11. The apparatus of claim 9, wherein the call state scene type further comprises at least one of a silence scene, a long sentence waiting scene, or an inaudible scene.

12. The apparatus of claim 11, wherein the call state scene recognition module is configured to determine that a current call state scene type is a silence scene if the text content is empty; the robot response module is used for acquiring user state confirmation voice corresponding to the silence scene; and controlling the voice robot to play the user state confirmation voice.

13. The apparatus of claim 11, wherein a call state scene recognition module is configured to obtain a call state of the voice robot; if the text content is not empty and the call state of the voice robot is a broadcasting state, judging that the current call state scene type is an abnormal breaking scene.

14. The apparatus of claim 11, wherein the active interrupt speech is speech that is played by a speech robot to interrupt user speech.

15. The apparatus of claim 9, wherein the call state scene recognition module is configured to determine that the current call state scene type is a long sentence waiting scene if the voice signal of the user disappears but the voice signal of the user is detected again within a preset duration; the robot response module is used for splicing the voice signals collected before re-detection and the voice signals collected after re-detection; converting the spliced voice signals into text contents; carrying out semantic recognition on the text content, and acquiring response information corresponding to a semantic recognition result; and converting the response information into response voice.

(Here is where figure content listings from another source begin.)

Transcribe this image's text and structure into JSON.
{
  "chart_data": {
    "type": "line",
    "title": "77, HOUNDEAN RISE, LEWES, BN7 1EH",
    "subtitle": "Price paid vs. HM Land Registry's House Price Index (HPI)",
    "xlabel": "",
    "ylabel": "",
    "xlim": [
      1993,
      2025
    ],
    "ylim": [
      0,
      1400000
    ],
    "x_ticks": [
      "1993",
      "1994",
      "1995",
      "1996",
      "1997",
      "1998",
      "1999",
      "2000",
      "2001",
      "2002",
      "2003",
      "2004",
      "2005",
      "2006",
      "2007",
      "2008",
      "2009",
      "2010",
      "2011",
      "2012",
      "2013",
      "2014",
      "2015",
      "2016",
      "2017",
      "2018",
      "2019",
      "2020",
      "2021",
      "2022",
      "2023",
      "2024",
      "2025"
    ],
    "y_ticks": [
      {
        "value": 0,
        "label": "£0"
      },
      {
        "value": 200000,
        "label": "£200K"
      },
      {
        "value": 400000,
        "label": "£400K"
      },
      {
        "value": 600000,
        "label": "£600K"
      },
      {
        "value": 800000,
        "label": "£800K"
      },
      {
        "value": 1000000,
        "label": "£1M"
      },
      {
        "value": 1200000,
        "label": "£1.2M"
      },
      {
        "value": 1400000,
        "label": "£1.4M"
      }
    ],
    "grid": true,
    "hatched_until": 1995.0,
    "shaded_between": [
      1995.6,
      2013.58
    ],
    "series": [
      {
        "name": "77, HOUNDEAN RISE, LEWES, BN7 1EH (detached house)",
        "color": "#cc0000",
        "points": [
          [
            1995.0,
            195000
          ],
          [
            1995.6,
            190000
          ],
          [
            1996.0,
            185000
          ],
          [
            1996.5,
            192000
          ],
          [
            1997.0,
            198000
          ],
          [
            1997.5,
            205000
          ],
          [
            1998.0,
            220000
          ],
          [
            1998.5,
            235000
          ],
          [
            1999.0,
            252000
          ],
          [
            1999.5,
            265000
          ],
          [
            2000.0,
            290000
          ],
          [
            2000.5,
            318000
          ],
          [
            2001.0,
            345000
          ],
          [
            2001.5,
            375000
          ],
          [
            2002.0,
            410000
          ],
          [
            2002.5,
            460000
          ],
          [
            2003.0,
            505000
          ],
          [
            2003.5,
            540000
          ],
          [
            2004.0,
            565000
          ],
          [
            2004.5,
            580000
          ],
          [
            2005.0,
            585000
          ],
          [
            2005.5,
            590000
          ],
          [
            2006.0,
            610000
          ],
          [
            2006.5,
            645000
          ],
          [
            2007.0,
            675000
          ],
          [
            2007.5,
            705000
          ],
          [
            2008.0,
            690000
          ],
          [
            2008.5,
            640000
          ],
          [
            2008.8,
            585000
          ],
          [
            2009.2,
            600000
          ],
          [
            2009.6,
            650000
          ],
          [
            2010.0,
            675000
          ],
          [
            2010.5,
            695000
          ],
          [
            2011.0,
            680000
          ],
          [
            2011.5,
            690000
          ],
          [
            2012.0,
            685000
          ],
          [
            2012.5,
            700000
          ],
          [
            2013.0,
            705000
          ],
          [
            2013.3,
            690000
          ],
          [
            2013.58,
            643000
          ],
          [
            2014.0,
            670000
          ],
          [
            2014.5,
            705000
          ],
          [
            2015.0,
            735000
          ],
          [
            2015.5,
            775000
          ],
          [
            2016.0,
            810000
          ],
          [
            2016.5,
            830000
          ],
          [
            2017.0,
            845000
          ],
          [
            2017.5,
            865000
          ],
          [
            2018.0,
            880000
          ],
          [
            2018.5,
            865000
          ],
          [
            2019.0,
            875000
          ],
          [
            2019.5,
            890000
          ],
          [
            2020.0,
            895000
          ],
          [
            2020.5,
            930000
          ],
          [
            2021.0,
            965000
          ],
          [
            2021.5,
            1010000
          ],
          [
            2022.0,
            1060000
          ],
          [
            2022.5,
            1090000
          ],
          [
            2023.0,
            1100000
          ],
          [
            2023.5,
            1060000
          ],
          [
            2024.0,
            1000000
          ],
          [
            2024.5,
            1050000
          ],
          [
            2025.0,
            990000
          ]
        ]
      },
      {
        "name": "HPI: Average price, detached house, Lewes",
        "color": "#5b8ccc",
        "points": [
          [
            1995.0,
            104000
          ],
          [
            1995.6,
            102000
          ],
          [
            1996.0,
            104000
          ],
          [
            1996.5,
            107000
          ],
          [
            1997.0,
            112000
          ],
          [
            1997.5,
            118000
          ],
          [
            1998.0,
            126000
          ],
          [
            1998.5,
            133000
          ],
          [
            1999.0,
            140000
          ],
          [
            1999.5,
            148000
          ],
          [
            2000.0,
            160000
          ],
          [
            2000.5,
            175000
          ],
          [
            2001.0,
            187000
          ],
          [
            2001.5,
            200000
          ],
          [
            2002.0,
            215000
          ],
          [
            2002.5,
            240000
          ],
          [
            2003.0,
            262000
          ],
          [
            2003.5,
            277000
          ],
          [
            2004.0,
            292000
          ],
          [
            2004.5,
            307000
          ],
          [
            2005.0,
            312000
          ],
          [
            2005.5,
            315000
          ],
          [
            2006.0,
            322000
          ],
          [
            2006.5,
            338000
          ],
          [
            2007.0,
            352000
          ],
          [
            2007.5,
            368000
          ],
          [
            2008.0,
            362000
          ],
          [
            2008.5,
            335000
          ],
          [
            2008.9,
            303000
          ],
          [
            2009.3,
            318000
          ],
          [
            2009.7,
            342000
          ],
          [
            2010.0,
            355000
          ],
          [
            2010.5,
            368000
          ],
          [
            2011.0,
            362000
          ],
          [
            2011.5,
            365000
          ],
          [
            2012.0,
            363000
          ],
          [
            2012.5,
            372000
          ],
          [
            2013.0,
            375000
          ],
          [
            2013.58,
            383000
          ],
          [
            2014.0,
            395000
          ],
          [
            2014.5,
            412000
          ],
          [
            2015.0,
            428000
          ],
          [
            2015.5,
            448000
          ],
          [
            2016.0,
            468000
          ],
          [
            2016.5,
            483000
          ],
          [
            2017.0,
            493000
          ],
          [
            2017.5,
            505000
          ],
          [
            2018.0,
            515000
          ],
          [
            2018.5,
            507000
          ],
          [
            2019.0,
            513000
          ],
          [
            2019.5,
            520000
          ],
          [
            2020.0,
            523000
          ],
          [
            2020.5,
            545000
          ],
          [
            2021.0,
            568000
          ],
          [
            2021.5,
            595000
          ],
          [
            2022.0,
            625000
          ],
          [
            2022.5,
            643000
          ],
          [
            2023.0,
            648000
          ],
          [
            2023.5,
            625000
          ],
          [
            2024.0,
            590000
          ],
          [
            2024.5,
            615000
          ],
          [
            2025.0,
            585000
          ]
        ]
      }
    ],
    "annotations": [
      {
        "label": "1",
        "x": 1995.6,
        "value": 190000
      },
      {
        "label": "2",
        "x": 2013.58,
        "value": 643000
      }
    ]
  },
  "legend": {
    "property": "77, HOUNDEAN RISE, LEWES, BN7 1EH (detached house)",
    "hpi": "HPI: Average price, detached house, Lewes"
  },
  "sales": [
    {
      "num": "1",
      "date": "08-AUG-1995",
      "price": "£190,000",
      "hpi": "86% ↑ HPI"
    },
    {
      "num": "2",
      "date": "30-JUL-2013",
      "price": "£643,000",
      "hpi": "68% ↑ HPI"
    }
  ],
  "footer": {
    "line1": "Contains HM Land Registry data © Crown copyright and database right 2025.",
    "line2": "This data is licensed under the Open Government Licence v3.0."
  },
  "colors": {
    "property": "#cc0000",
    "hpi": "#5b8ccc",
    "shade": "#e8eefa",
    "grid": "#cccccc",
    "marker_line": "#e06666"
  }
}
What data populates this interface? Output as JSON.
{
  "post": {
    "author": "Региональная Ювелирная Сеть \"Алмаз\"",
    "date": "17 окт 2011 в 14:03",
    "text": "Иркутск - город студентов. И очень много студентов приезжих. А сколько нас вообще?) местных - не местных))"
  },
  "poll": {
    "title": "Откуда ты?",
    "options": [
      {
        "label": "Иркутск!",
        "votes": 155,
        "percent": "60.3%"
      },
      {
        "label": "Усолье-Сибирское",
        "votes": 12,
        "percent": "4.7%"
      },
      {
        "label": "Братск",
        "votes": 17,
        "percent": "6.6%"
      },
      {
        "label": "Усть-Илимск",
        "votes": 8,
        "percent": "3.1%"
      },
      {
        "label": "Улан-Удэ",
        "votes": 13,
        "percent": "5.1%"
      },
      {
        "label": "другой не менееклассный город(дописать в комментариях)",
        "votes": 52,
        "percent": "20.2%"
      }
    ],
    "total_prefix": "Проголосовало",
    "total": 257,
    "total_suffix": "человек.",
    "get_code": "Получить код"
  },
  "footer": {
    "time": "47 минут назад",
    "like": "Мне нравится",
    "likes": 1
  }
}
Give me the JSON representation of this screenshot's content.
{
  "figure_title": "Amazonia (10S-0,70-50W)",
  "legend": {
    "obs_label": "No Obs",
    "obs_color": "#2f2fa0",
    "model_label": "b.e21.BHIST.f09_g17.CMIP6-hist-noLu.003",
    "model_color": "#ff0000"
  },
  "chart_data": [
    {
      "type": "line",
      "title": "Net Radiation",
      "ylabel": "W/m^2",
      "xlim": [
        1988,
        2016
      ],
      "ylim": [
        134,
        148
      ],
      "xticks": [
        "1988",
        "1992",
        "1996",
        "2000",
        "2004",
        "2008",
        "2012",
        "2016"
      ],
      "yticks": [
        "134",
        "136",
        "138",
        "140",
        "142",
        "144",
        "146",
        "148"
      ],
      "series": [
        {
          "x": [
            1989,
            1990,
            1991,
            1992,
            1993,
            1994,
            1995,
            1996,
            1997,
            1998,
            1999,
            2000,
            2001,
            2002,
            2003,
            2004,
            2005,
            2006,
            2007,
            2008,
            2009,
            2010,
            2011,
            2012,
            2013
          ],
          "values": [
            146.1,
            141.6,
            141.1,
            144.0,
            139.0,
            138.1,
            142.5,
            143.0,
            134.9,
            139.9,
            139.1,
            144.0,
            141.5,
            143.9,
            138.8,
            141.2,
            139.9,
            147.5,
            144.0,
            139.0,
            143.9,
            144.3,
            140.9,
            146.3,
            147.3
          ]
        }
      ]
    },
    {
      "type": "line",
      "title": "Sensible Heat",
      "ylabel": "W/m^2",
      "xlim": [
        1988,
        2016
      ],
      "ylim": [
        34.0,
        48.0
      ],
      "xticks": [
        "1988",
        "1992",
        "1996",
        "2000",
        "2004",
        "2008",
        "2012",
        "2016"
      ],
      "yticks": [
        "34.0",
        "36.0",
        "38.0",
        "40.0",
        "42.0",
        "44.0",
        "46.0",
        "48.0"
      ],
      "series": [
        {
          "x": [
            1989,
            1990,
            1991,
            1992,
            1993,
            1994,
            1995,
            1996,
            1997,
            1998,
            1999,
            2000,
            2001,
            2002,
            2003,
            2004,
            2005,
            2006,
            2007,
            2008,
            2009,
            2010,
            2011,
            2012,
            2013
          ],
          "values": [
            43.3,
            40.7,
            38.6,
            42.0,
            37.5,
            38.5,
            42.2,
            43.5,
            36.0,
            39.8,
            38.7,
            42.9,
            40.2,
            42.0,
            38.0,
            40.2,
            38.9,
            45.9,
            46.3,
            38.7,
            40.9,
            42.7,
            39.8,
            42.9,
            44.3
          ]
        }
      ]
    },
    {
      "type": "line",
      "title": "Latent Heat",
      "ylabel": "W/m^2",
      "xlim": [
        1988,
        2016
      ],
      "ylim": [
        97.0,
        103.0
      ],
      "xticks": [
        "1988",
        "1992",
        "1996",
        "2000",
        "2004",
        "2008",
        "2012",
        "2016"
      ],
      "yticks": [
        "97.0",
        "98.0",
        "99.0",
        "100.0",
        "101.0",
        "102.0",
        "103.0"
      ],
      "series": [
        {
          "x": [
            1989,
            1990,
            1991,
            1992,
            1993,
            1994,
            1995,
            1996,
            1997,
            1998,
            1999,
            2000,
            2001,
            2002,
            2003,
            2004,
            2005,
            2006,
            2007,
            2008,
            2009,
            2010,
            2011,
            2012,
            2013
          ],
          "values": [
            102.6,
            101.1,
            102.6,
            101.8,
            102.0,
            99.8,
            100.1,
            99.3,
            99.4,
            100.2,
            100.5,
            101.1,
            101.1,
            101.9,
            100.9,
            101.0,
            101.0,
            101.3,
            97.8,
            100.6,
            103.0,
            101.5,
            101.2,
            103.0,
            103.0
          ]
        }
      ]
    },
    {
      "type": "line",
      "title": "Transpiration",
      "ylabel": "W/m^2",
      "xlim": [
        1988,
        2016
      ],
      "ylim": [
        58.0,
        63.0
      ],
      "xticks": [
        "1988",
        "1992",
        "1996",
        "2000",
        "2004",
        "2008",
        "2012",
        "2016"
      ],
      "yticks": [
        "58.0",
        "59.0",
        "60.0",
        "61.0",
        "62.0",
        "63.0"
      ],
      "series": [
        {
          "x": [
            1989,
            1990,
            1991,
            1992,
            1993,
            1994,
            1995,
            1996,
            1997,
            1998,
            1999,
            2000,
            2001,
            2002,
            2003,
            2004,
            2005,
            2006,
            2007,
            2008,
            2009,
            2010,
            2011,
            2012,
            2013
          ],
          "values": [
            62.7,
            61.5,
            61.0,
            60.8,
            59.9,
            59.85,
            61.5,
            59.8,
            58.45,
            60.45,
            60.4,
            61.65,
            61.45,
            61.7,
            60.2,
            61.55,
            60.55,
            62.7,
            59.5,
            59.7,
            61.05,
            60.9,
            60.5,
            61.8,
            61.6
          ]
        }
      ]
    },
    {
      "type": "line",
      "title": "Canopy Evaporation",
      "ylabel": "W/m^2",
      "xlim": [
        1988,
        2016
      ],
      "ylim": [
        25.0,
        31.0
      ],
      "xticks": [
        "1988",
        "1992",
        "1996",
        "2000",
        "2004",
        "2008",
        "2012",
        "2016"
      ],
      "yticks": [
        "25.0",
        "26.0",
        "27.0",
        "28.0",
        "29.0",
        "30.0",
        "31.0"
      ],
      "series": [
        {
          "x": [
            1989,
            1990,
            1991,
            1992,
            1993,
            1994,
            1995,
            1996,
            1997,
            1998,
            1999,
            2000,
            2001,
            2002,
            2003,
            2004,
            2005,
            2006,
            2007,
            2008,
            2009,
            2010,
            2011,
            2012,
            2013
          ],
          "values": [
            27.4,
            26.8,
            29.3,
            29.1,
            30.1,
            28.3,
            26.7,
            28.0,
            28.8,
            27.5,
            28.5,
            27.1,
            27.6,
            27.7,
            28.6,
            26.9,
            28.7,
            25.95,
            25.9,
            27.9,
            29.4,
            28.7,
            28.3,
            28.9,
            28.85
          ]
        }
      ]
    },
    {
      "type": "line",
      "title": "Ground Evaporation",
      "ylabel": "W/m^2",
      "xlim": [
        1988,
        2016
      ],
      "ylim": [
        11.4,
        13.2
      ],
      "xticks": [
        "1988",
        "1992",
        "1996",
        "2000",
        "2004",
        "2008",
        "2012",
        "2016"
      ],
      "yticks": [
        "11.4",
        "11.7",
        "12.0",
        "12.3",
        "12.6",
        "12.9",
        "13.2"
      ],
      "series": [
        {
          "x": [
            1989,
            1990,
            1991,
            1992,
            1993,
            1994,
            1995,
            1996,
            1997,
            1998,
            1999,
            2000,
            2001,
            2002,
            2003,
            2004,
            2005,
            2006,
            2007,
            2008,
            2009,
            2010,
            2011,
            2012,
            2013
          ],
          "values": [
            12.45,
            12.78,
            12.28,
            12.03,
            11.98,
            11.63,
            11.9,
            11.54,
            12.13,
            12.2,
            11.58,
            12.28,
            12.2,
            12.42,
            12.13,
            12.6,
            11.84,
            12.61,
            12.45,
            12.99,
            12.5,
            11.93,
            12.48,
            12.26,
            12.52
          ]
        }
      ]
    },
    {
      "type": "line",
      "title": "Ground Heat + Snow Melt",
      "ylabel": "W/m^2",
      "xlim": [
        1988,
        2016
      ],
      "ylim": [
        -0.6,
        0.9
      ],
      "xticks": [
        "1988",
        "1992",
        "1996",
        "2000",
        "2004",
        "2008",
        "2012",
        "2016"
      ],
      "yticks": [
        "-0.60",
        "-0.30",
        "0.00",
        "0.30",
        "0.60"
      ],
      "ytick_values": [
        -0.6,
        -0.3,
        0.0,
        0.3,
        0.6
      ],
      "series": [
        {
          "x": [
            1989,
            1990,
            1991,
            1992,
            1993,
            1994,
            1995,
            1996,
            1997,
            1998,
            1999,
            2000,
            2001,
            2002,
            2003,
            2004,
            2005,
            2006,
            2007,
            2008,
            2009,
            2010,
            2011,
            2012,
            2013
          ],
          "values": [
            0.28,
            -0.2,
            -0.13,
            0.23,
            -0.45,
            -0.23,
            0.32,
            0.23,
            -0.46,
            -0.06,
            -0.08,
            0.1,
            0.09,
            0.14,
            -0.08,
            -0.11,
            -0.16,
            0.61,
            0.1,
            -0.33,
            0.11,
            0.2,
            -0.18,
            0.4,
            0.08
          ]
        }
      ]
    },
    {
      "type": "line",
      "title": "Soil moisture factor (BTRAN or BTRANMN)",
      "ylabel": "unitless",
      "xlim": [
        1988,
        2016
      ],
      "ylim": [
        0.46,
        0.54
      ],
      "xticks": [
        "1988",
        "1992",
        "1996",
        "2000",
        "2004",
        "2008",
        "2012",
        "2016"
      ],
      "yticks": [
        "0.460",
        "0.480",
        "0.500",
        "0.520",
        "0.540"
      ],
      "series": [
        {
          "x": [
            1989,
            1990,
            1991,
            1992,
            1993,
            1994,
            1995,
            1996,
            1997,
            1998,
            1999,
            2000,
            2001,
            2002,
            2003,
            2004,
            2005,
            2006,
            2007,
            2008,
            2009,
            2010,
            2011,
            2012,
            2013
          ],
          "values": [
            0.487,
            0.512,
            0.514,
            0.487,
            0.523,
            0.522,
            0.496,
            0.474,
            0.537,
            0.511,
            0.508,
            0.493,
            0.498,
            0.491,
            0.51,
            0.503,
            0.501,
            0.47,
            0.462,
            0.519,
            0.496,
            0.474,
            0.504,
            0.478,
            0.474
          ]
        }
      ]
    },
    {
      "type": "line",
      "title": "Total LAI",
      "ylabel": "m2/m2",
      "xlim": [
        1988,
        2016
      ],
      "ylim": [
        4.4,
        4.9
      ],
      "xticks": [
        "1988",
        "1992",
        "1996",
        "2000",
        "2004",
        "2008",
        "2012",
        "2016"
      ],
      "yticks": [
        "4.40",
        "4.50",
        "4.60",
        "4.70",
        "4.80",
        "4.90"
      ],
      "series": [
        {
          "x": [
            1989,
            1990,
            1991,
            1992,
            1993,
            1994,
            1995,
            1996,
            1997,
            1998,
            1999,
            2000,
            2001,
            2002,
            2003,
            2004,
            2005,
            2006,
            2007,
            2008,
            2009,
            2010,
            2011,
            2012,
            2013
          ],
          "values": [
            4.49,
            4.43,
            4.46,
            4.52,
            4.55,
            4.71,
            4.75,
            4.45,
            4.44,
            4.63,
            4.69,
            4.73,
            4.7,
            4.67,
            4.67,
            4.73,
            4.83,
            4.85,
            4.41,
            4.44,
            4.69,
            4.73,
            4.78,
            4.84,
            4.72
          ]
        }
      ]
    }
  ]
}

16. The apparatus according to any one of claims 9 to 15, wherein a call state scene recognition module is configured to detect a signal strength of the collected voice signal; if the signal strength is lower than a preset threshold value, judging that the current conversation state scene type is an inaudible scene; or detecting continuity of the collected voice signal; if the continuity detection result is that the signal is discontinuous, the current conversation state scene type is judged to be an inaudible scene.

17. A computer device comprising a memory and a processor, the memory storing a computer program, characterized in that the processor implements the steps of the method of any one of claims 1 to 8 when the computer program is executed.

18. A computer readable storage medium, on which a computer program is stored, characterized in that the computer program, when being executed by a processor, implements the steps of the method of any of claims 1 to 8.